One of the acceleration sensors 13 is fixed on the vibrating table top 6 to record the input vibration acceleration, and the other acceleration sensors 13 are embedded in the model box 7 at different depths. The pore pressure sensors 14 are embedded at different depths on the same vertical plane in the model box 7 .

Before the experiment, it is necessary to prepare saturated tailings in the model box 7. First, inject a certain amount of pure water into the model box, and then sprinkle the tailings evenly and freely from the top of the model box 7. If the surface of the tailings is uneven, promptly use a scraper. The plate is used to level the surface of the tailings layer, and each operation controls the water surface to be about 100mm above the tailings surface.

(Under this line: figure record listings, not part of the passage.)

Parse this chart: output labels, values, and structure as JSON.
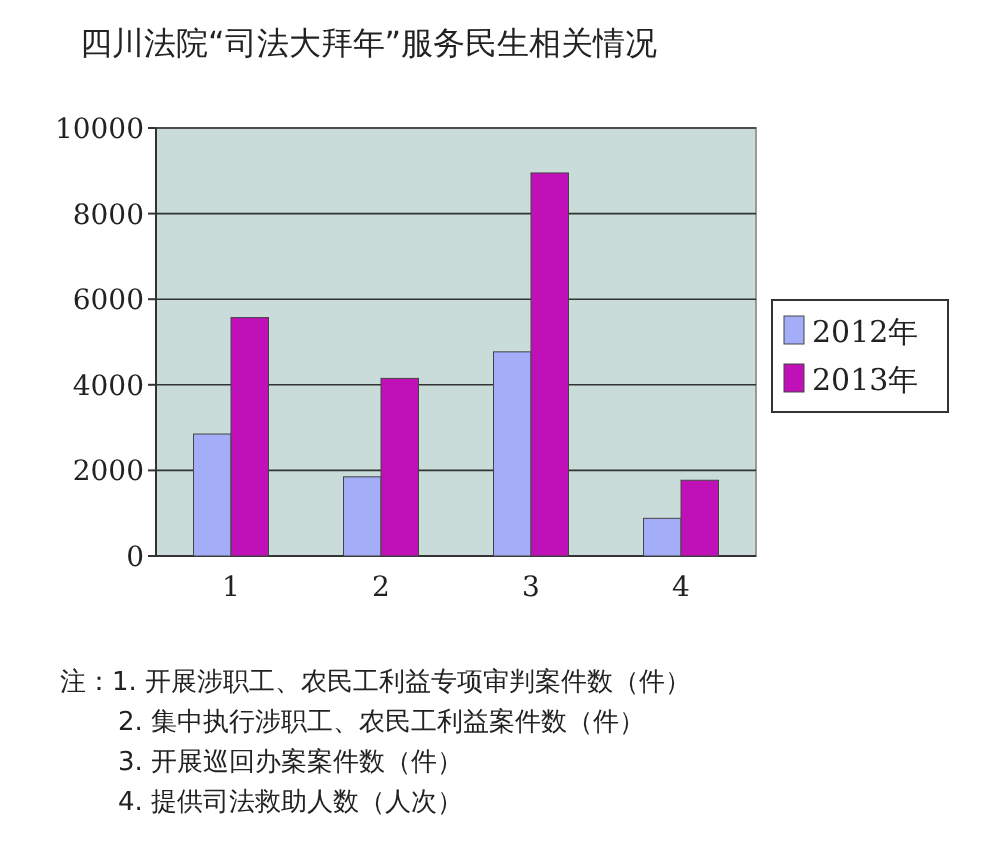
{
  "chart_data": {
    "type": "bar",
    "title": "四川法院“司法大拜年”服务民生相关情况",
    "categories": [
      "1",
      "2",
      "3",
      "4"
    ],
    "series": [
      {
        "name": "2012年",
        "color": "#a4aef8",
        "values": [
          2850,
          1850,
          4770,
          880
        ]
      },
      {
        "name": "2013年",
        "color": "#c010b8",
        "values": [
          5570,
          4150,
          8950,
          1770
        ]
      }
    ],
    "ylim": [
      0,
      10000
    ],
    "yticks": [
      0,
      2000,
      4000,
      6000,
      8000,
      10000
    ],
    "grid": "y",
    "legend": "right",
    "annotations": [
      "注：1. 开展涉职工、农民工利益专项审判案件数（件）",
      "2. 集中执行涉职工、农民工利益案件数（件）",
      "3. 开展巡回办案案件数（件）",
      "4. 提供司法救助人数（人次）"
    ]
  }
}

After the sample preparation is completed, it is left to stand for 24 hours before vibrating.

Claims (8)

1. it is a kind of to simulate the liquefied experimental provision of mine tailing, it is characterised in that including rubber blanket, cushion cap, stopping means, sliding block is led Rail, vibration table surface, model casing, sponge rigidly fixes shaft coupling, servo hydraulic machine, frequency regulator, amplitude modulator, plus Velocity sensor and sensor for pore water pressure；Rubber blanket is placed in cushion cap bottom, and model casing side-wall material is transparent organic glass, organic glass Bonded by seccotine between glass, model chamber interior wall pastes sponge to absorb lateral boundaries back wave, and vibration table surface is by firm Property closed coupling be coupled with servo hydraulic machine, stopping means is provided with cushion cap, guide rail is fixed between stopping means, vibrate Platform table top bottom is fixed with sliding block, and sliding block level on guide rail is slided, and an acceleration transducer, mould are fixed on vibration table surface Also acceleration transducer and sensor for pore water pressure are buried in molding box at different depth.

2. the one kind described in claim 1 simulates the liquefied experimental provision of mine tailing, it is characterised in that the rubber blanket cushion caps bottom Portion, mattess is fixed on by setscrew by cushion cap and rubber blanket.

3. one kind according to claim 1 simulates the liquefied experimental provision of mine tailing, it is characterised in that model casing side wall Inner side is pasted with sponge, and model casing bottom is pasted with geotextiles, and alite paste is epoxy resin.

4. a kind of simulation liquefied experimental provision of mine tailing according to claim 1, it is characterised in that the guide rail totally two Bar, two guide rails are in same level and are parallel to each other.

5. one kind according to claim 1 simulates the liquefied experimental provision of mine tailing, it is characterised in that the vibration table surface Be steel plate, and vibration table surface exceeds model casing bottom 100mm, vibration table surface with rigidly fix shaft coupling, servo hydraulic machine In same level.

6. one kind according to claim 1 simulates the liquefied experimental provision of mine tailing, it is characterised in that the sliding block is steel Block, sliding block is bolted on vibration table surface bottom, and sliding block bottom is groove shapes, groove and guide rail contact.

7. a kind of simulation liquefied experimental provision of mine tailing according to claim 1, it is characterised in that the stopping means is Bloom, bloom is fixed with cushion cap and track simultaneously.

8. one kind according to claim 1 simulates the liquefied experimental provision of mine tailing, it is characterised in that the acceleration sensing In device, there is one to be fixed on vibration table surface, remaining acceleration transducer is embedded in different depth in model casing.